Ecco quindi emergere le parole chiave: fine stagione. Qual’è l’utilità di puntare il dito e indicare il colpevole del cammino zoppicante del girone di ritorno, sorvolando tra l’altro nel menzionare un girone d’andata ai limiti della perfezione? Perchè non vivere i primi Playoff della storia del Brindisi Basket, come una festa ed un motivo d’orgoglio? Gli “scienziati della palla a spicchi” risiedono in ogni dove, ed ormai non è più una novità, ma mai come in questo momento è fondamentale stringersi attorno ad una squadra che ha gettato il cuore oltre l’ostacolo, esprimendo un carattere encomiabile, superando probabilmente i propri limiti e calando vistosamente ma forse inevitabilmente nel finale. I Playoffs rappresentano un mondo a sè stante, lontano da ogni parvenza di rigor di logica. Gli equilibri generalmente si assottigliano, le energie più impensabili possono uscir fuori all’improvviso, le motivazioni creano il proscenio per lo spettacolo più emozionante e palpitante.
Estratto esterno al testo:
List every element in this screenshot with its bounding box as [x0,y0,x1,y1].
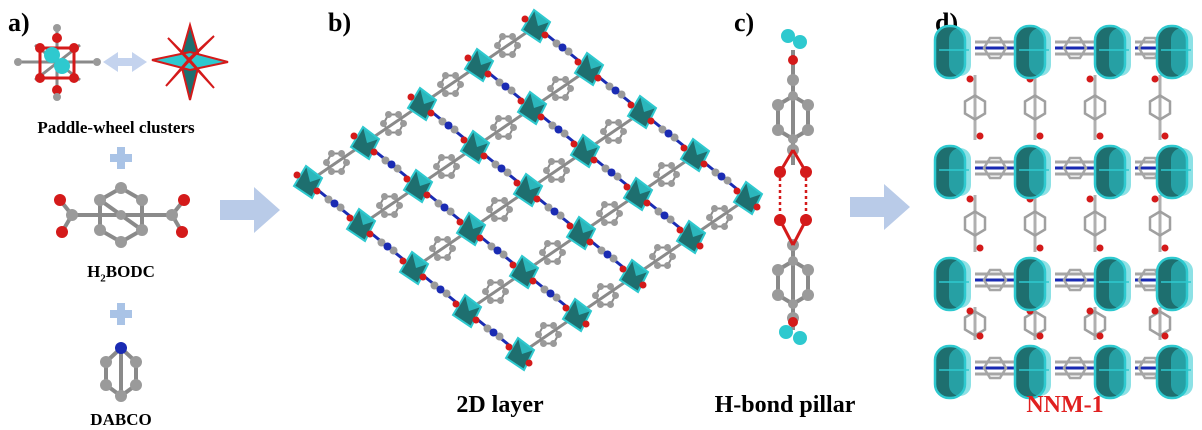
nnm-1-framework [933,24,1193,400]
2d-layer-structure [292,8,764,372]
panel-c-label: c) [734,8,755,37]
h2bodc-subscript: 2 [100,272,106,285]
dabco-caption: DABCO [90,410,152,429]
panel-a: a) [0,0,230,429]
h2bodc-suffix: BODC [105,262,155,281]
h2bodc-prefix: H [87,262,101,281]
nnm-1-caption: NNM-1 [1026,392,1104,418]
panel-b: b) 2D layer [290,0,764,428]
h-bond-pillar-structure [772,29,814,345]
paddle-wheel-caption: Paddle-wheel clusters [37,118,195,137]
panel-d: d) NNM-1 [915,0,1202,428]
arrow-a-to-b [220,187,280,233]
panel-a-label: a) [8,8,30,37]
panel-c: c) H-b [715,0,856,428]
arrow-c-to-d [850,184,910,230]
2d-layer-caption: 2D layer [456,392,544,418]
panel-b-label: b) [328,8,352,37]
paddle-wheel-ball-stick [14,21,229,402]
h2bodc-caption: H2BODC [0,262,242,284]
h-bond-pillar-caption: H-bond pillar [714,392,856,418]
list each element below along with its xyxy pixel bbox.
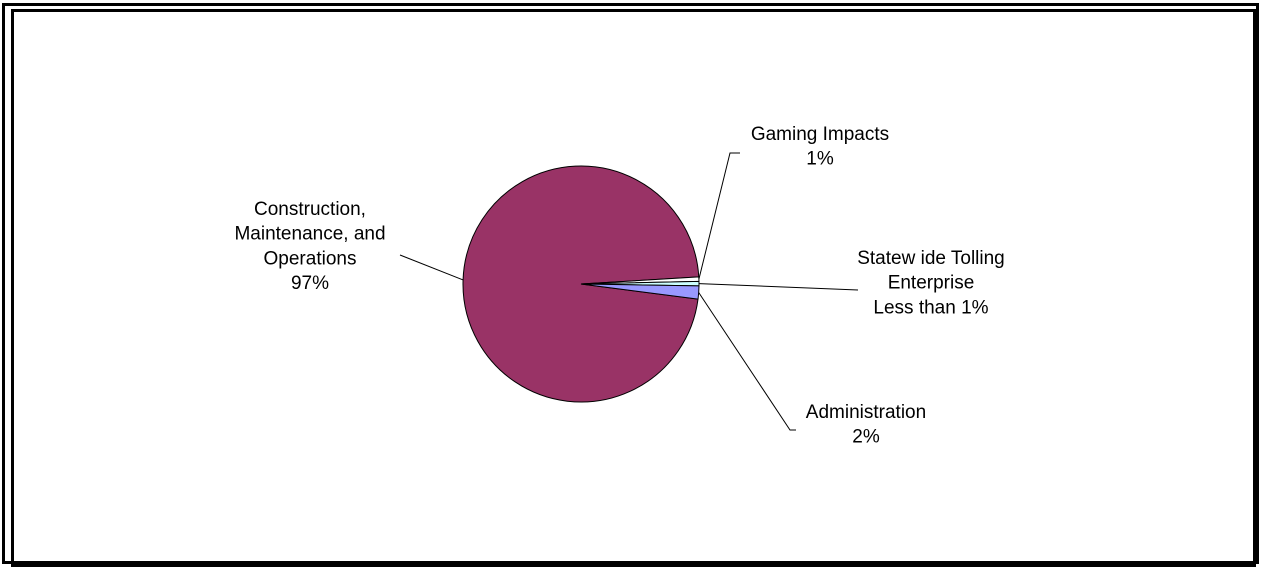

Ora c’è una serie con Sassari da disputare al meglio delle 5 gare, squadra costruita con ben altri mezzi e obiettivi, ormai esperta in turni di post-season. Dalle cocenti delusioni si costruiscono le più grandi vittorie, crescendo e migliorando. L’imperativo per l’Enel Brindisi e tutto il suo ambiente è non avere timore e paura, consci che comunque vada a finire, l’importante è aver dato il 100% sul parquet di gioco. I disfattisti si placheranno, i dubbiosi cederanno, i tifosi applaudiranno. Questo è lo sport, questo è lo spirito della pallacanestro.
#oneteamonedream l’hastagh e lo slogan lanciato dalla società biancoazzurra, per riunire la passione e il calore che da sempre contraddistinguono una delle piazze più calienti dell’Italia cestistica.